Edmundo Valadés Mendoza (Guaimas, Sonora, 1915 – Ciudad de México, 1994). Intelectual, editor y escritor mexicano. Fue un importante promotor del cuento como género literario y uno de los principales impulsores de la minificción en Latinoamérica, labor que realizó desde su revista El Cuento, la cual dirigió hasta su muerte. Ejerció el periodismo en las revistas Hoy y Así, y trabajó como reportero, editorialista y director editorial en el diario Novedades, de su país. También publicó columnas de crítica literaria en los diarios El Día, Excélsior y Uno mas uno. Además, fue docente en el Centro Mexicano de Escritores y presidió la Asociación de Periodistas Cinematográficos de México y la Asociación de Escritores de México. Entre sus publicaciones destacan los libros de cuentos La muerte tiene permiso (1955) –volumen al que pertenece el cuento que encontrarán más adelante-; Antípoda (1961); Rock (1963); Las dualidades funestas (1966) y Sólo los sueños y los deseos son inmortales, palomita (1986); así como la recopilación de estudios críticos La Revolución y las letras (1960) y Por caminos de Proust (1974). Recibió, entre otros galardones, la Medalla Nezahualcóyotl (1978), otorgada por la Sociedad General de Escritores de México; el Premio Nacional de Periodismo (1981); y el Premio Rosario Castellanos (1982).
ESTUVO EN LA GUERRA
De pronto, todas las cabezas desaparecieron. Abrió más los ojos. Trató de perforar con la mirada la luz de los reflectores implacables. Sobre el campo los jugadores corrían en todas direcciones. Un sordo pavoroso clamor envolvía sus cuerpos sin cabezas. Agitaban sus brazos confusamente. Como si dirigieran su propia macabra danza. La danza macabra.

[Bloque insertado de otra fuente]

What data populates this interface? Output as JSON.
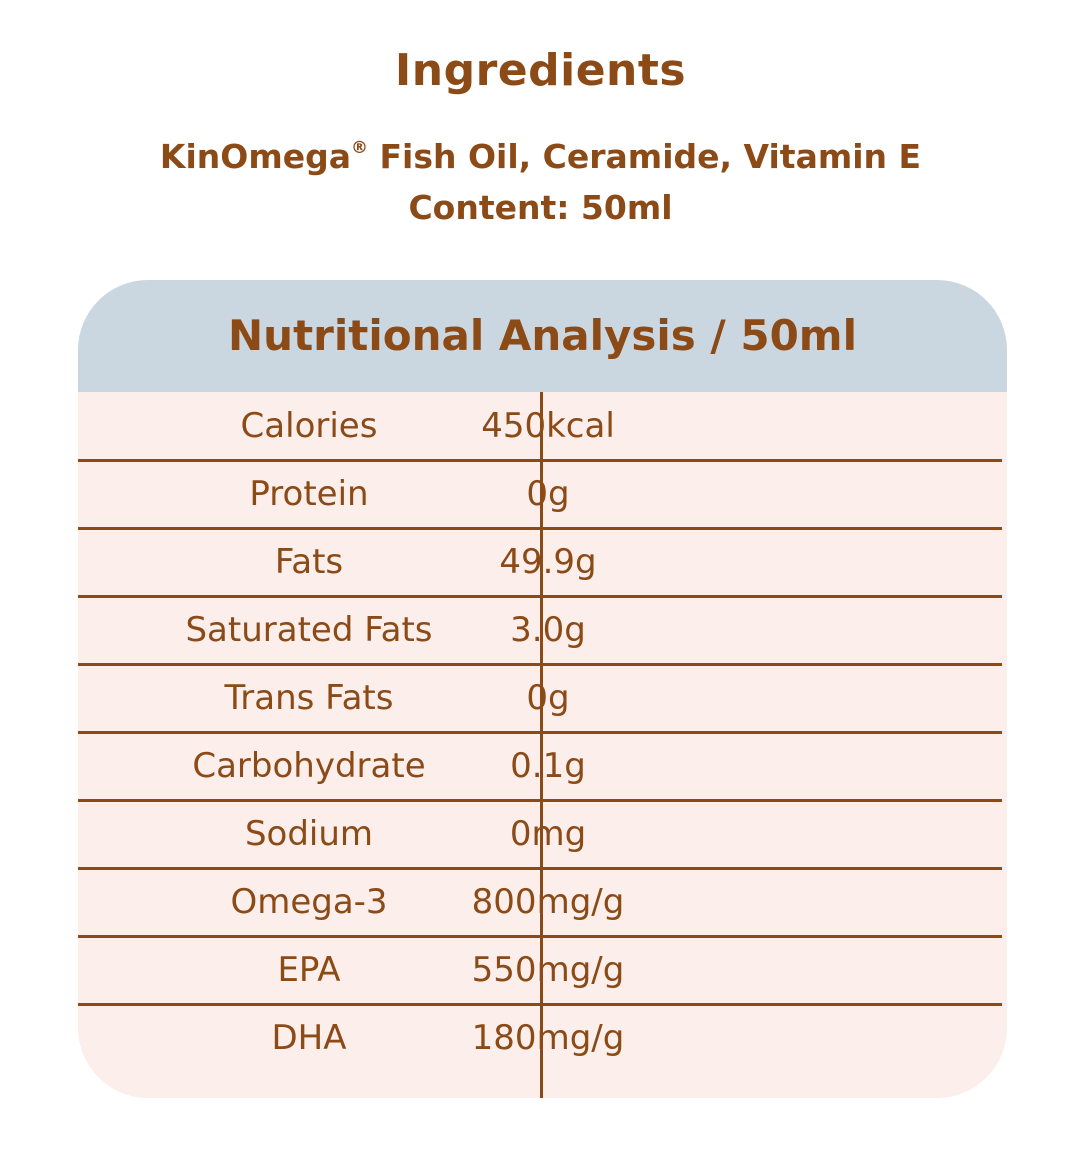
{
  "ingredients": {
    "title": "Ingredients",
    "line1_prefix": "KinOmega",
    "line1_mark": "®",
    "line1_suffix": " Fish Oil, Ceramide, Vitamin E",
    "line2": "Content: 50ml"
  },
  "table": {
    "title": "Nutritional Analysis / 50ml",
    "rows": [
      {
        "name": "Calories",
        "value": "450kcal"
      },
      {
        "name": "Protein",
        "value": "0g"
      },
      {
        "name": "Fats",
        "value": "49.9g"
      },
      {
        "name": "Saturated Fats",
        "value": "3.0g"
      },
      {
        "name": "Trans Fats",
        "value": "0g"
      },
      {
        "name": "Carbohydrate",
        "value": "0.1g"
      },
      {
        "name": "Sodium",
        "value": "0mg"
      },
      {
        "name": "Omega-3",
        "value": "800mg/g"
      },
      {
        "name": "EPA",
        "value": "550mg/g"
      },
      {
        "name": "DHA",
        "value": "180mg/g"
      }
    ]
  },
  "colors": {
    "text": "#8b4a16",
    "header_bg": "#cad7e1",
    "table_bg": "#fbeeeb"
  }
}
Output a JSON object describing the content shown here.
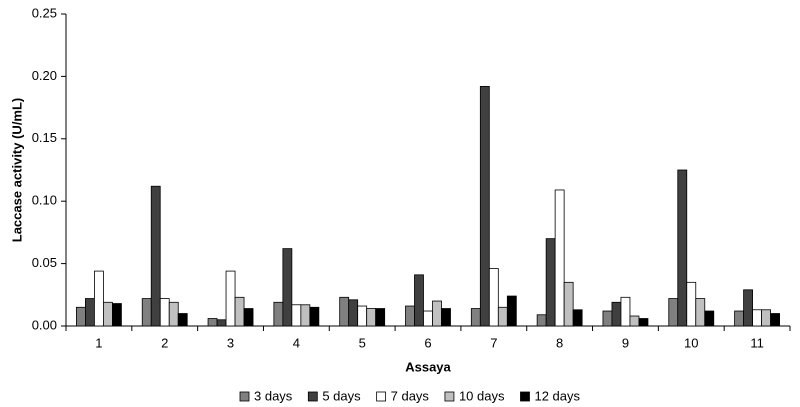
{
  "chart_data": {
    "type": "bar",
    "x_label": "Assaya",
    "y_label": "Laccase activity (U/mL)",
    "categories": [
      "1",
      "2",
      "3",
      "4",
      "5",
      "6",
      "7",
      "8",
      "9",
      "10",
      "11"
    ],
    "series": [
      {
        "name": "3 days",
        "color": "#808080",
        "values": [
          0.015,
          0.022,
          0.006,
          0.019,
          0.023,
          0.016,
          0.014,
          0.009,
          0.012,
          0.022,
          0.012
        ]
      },
      {
        "name": "5 days",
        "color": "#404040",
        "values": [
          0.022,
          0.112,
          0.005,
          0.062,
          0.021,
          0.041,
          0.192,
          0.07,
          0.019,
          0.125,
          0.029
        ]
      },
      {
        "name": "7 days",
        "color": "#ffffff",
        "values": [
          0.044,
          0.022,
          0.044,
          0.017,
          0.016,
          0.012,
          0.046,
          0.109,
          0.023,
          0.035,
          0.013
        ]
      },
      {
        "name": "10 days",
        "color": "#c0c0c0",
        "values": [
          0.019,
          0.019,
          0.023,
          0.017,
          0.014,
          0.02,
          0.015,
          0.035,
          0.008,
          0.022,
          0.013
        ]
      },
      {
        "name": "12 days",
        "color": "#000000",
        "values": [
          0.018,
          0.01,
          0.014,
          0.015,
          0.014,
          0.014,
          0.024,
          0.013,
          0.006,
          0.012,
          0.01
        ]
      }
    ],
    "ylim": [
      0,
      0.25
    ],
    "yticks": [
      {
        "value": 0,
        "label": "0.00"
      },
      {
        "value": 0.05,
        "label": "0.05"
      },
      {
        "value": 0.1,
        "label": "0.10"
      },
      {
        "value": 0.15,
        "label": "0.15"
      },
      {
        "value": 0.2,
        "label": "0.20"
      },
      {
        "value": 0.25,
        "label": "0.25"
      }
    ],
    "legend": "bottom"
  }
}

Él estaba tenso. El ruido martilleaba sus tímpanos. Creció su miedo. Ahora los rostros giraban en la cancha. Reflejaban un terror indescriptible. Su propio terror. No perseguían la pelota. Huían desesperados. Brincaban absurdamente. Con el salto mortal del soldado. Desaparecían. Volvían a emerger. Volaban. Destruidos en pedazos al chocar unos contra otros.
Empezó a oír el graznido de las ametralladoras. El ruido del mar. El ruido del miedo. El silbatazo del ataque. Y gritos. Gritos espantosos que le taladraban la espina dorsal. ¿Llegaría a disparar por fin el cañón camuflado bajo la malla del arco?

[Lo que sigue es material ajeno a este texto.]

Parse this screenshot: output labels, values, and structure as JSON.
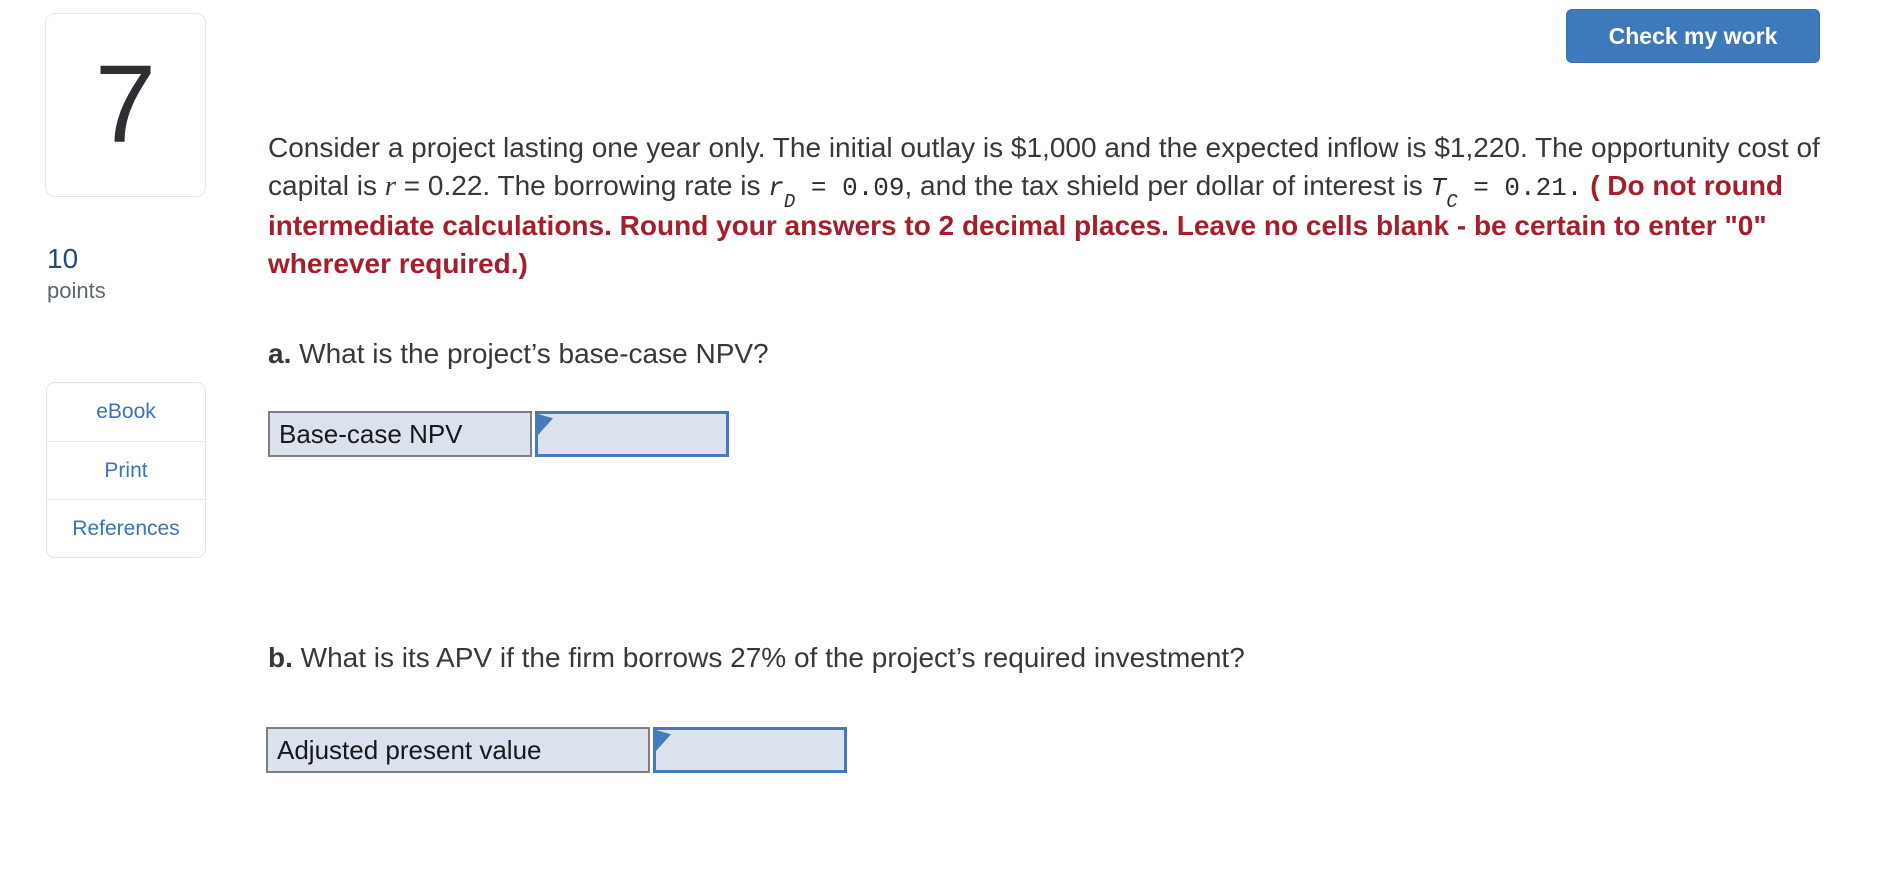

Reaparecieron las cabezas y los cuerpos. Las cabezas subían y bajaban las gradas. Saltaban a la izquierda y a la derecha. Uno, dos. Uno, dos. A la derecha y a la izquierda. Uno, dos. Rodaban unas sobre otras. Saltaban unas sobre otras. Uno, dos. Lo aplastaban. Iban a aplastarlo. Uno, dos. Y los gritos...
Se lanzó por las escaleras. A ganar la playa. A esconderse en las trincheras. La salida. A empellones. Empujando los cadáveres móviles que cerraban el paso.
La puerta. La plaza. Arriba siempre el cielo. El cielo.
Detuvo un taxi: al hotel.
Cerró los ojos. Los abrió de nuevo. ¿Y el chofer? Había desaparecido. Él iba solo sobre el tanque que devoraba las avenidas. Traspasaba los muros. Se estrellaba contra los árboles. Mil reflectores enfocaban su marcha. Más aprisa. Aprisa.
Luego lo de siempre: el silencio largo.
"¿Le pasa algo?".
Pagó. Entró en el hotel. A su cuarto.
Se desplomó sobre la cama.
A gemir la paz definitivamente perdida para él.